Ag Instructor Vic Martin: The Year in Agriculture

Great Bend Tribune
Published December 18, 2016

The Christmas season is here and a new year isn’t far behind.  This week and next, let’s take a brief look at the top agriculture stories of 2016.  These are in no particular order and your list may vary from this one.

  • 2016 wheat crop – As of late winter, there was great concern regarding the 2016 wheat harvest.  Then the skies opened up, temperatures cooperated and Kansas ended up with almost 470 million bushels of wheat. Yields of 100 bushels per acre for fields while not common were popping up.  The average for the state was a record 57 bushels per acre, twenty bushels higher than 2015.  While not the total largest harvest in the state’s history, it was done on the third smallest acreage going back to 1918.  And while conditions are dry over much of Western Kansas, the 2017 crop is off to a decent start.
  • Commodity prices – On the plus side most input prices were lower and land values have declined for those buying.  On the negative side land values have declined for those using land as collateral and prices for those selling all types of agricultural products are low.  We are sitting on a lot of grain.  And even though demand is there, it hasn’t been enough to significantly raise prices.  This problem is compounded for who have made land and large equipment purchases the last few years.  Those companies dealing in high value purchases such as farm machinery have severely felt the pinch as have most retailors in rural Kansas.  Farm income was low last year and promises to be just as bad or worse this year.  The safety net is largely gone.  Does this mean all producers are in trouble?  No.  Does it mean further consolidation and fewer medium sized farms?  Probably.  Efficiency is the key.  That and the amount of debt producers are carrying.  Economists are stating that unless something major happens, this problem is going to be here for several more years.
  • Sugarcane aphid – This insect, normally a problem in the southern U.S. played havoc with grain sorghum fields.  Extension Entomology quickly mobilized and made recommendations based on the best available information.  However, this was the first time the state ever had a problem with this insect so it was a year of observation and learning.  Many producers had to spend additional money to spray for this pest and some were forced to spray more than once.  Count on K-State working hard this winter analyzing what happened and working on updates recommendations.
  • Weather – Actually, whether good or bad, Kansas weather always makes the list.  Many parts of the state rainfall totals are well over the normal average and for the first time in several years, for a period of time, none of the state was even listed as abnormally dry.  But since it’s Kansas, much of the western half of the state is either in moderate drought or abnormally dry as of now.  Mainly due to an abnormally warm fall and spotty, below normal precipitation soil moisture is lacking in many parts of the wheat growing region.

Part II

First, a very Merry Christmas to all. This week let’s wrap up our look at the top agriculture stories of 2016.  These are in no particular order and your list may vary from this one.

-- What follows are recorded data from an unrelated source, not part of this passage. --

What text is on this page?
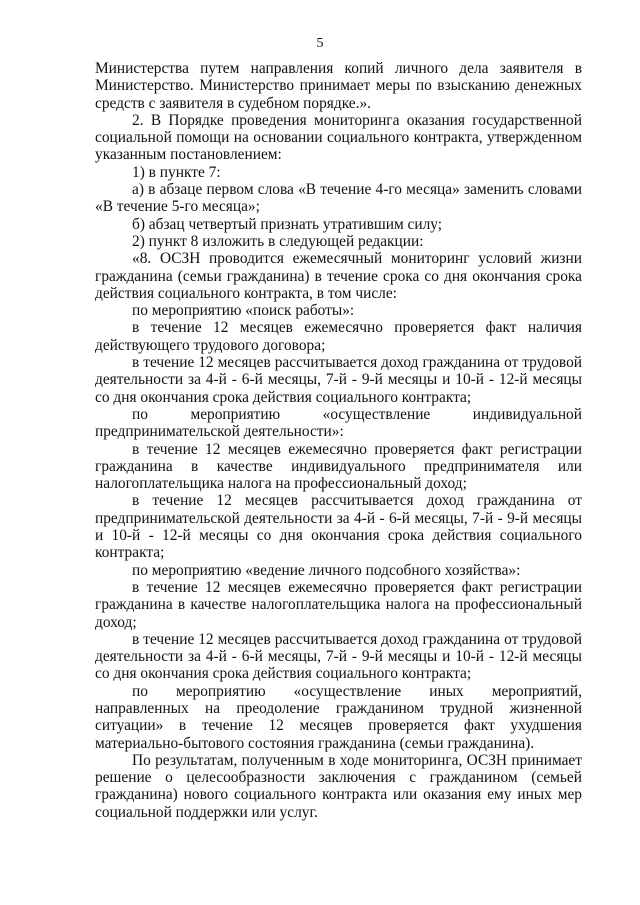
5

Министерства путем направления копий личного дела заявителя в Министерство. Министерство принимает меры по взысканию денежных средств с заявителя в судебном порядке.».

2. В Порядке проведения мониторинга оказания государственной социальной помощи на основании социального контракта, утвержденном указанным постановлением:

1) в пункте 7:

а) в абзаце первом слова «В течение 4-го месяца» заменить словами «В течение 5-го месяца»;

б) абзац четвертый признать утратившим силу;

2) пункт 8 изложить в следующей редакции:

«8. ОСЗН проводится ежемесячный мониторинг условий жизни гражданина (семьи гражданина) в течение срока со дня окончания срока действия социального контракта, в том числе:

по мероприятию «поиск работы»:

в течение 12 месяцев ежемесячно проверяется факт наличия действующего трудового договора;

в течение 12 месяцев рассчитывается доход гражданина от трудовой деятельности за 4-й - 6-й месяцы, 7-й - 9-й месяцы и 10-й - 12-й месяцы со дня окончания срока действия социального контракта;

по мероприятию «осуществление индивидуальной предпринимательской деятельности»:

в течение 12 месяцев ежемесячно проверяется факт регистрации гражданина в качестве индивидуального предпринимателя или налогоплательщика налога на профессиональный доход;

в течение 12 месяцев рассчитывается доход гражданина от предпринимательской деятельности за 4-й - 6-й месяцы, 7-й - 9-й месяцы и 10-й - 12-й месяцы со дня окончания срока действия социального контракта;

по мероприятию «ведение личного подсобного хозяйства»:

в течение 12 месяцев ежемесячно проверяется факт регистрации гражданина в качестве налогоплательщика налога на профессиональный доход;

в течение 12 месяцев рассчитывается доход гражданина от трудовой деятельности за 4-й - 6-й месяцы, 7-й - 9-й месяцы и 10-й - 12-й месяцы со дня окончания срока действия социального контракта;

по мероприятию «осуществление иных мероприятий, направленных на преодоление гражданином трудной жизненной ситуации» в течение 12 месяцев проверяется факт ухудшения материально-бытового состояния гражданина (семьи гражданина).

По результатам, полученным в ходе мониторинга, ОСЗН принимает решение о целесообразности заключения с гражданином (семьей гражданина) нового социального контракта или оказания ему иных мер социальной поддержки или услуг.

  • Trade – Agricultural commodity groups from wheat to cattle and the AFB are huge proponents of trade.  We as a nation produce huge surpluses that have to go somewhere.  Agricultural leadership recognizes the importance of expanding markets, particularly in the Pacific Rim.  Livestock producers, especially pork and beef, are looking to Asia, especially beef, as American meat consumption, again especially beef, has plateaued or is gradually decreasing.  Trade deals, such as the TPP, the Trans Pacific Partnership, are strongly supported by most all agricultural groups.  Therefore, the populist resistance to these agreements, particularly as expressed by both major party Presidential candidates, makes the list which leads to the next story.
  • The election of Donald Trump as President of the United States – Your politics aside, this is a major story for agriculture and rural America for one simple reason.  If you search and try to find out information about the President-Elect’s position on agriculture, you really won’t find out much except for the previous point.  That and Mr. Trump’s position on immigrants, which depending on how it moves forward could have major ramifications regarding labor availability and agriculture.
  • Farm Bill – Congress wants to move forward and start on the next Farm Bill and try to get it done on time.  There are rumblings that support to producers will be further decreased.  And there is again talk of decoupling SNAP, the Supplemental Nutrition Assistance Program, from the next bill.  While not directly part of the Farm Bill, sectors of Congress are also balking at disaster aid.
  • Taxes – Simply, land valuations and mill levies have resulted in major increases in taxes for producers.  Some have seen increases in the property taxes of several hundred percent over the last several years.
  • The rural economy – As agriculture suffers so do the communities in rural Kansas.  Many small business survive or disappear based on the economic health of producers and for most right now, producers don’t have money to spend.
  • Ethanol and renewable energy- Wind, solar, and ethanol are fairly bright spots in the rural economy.  The EPA has upheld renewable standards.  Wind and solar and price competitive and even cheaper than coal.
  • GMOs and biotechnology – This makes the list every year.  Advances in GMO crops and in animal husbandry are greatly aiding production and efficiency.  On the other side, the war against GMOs isn’t going away and is heating up.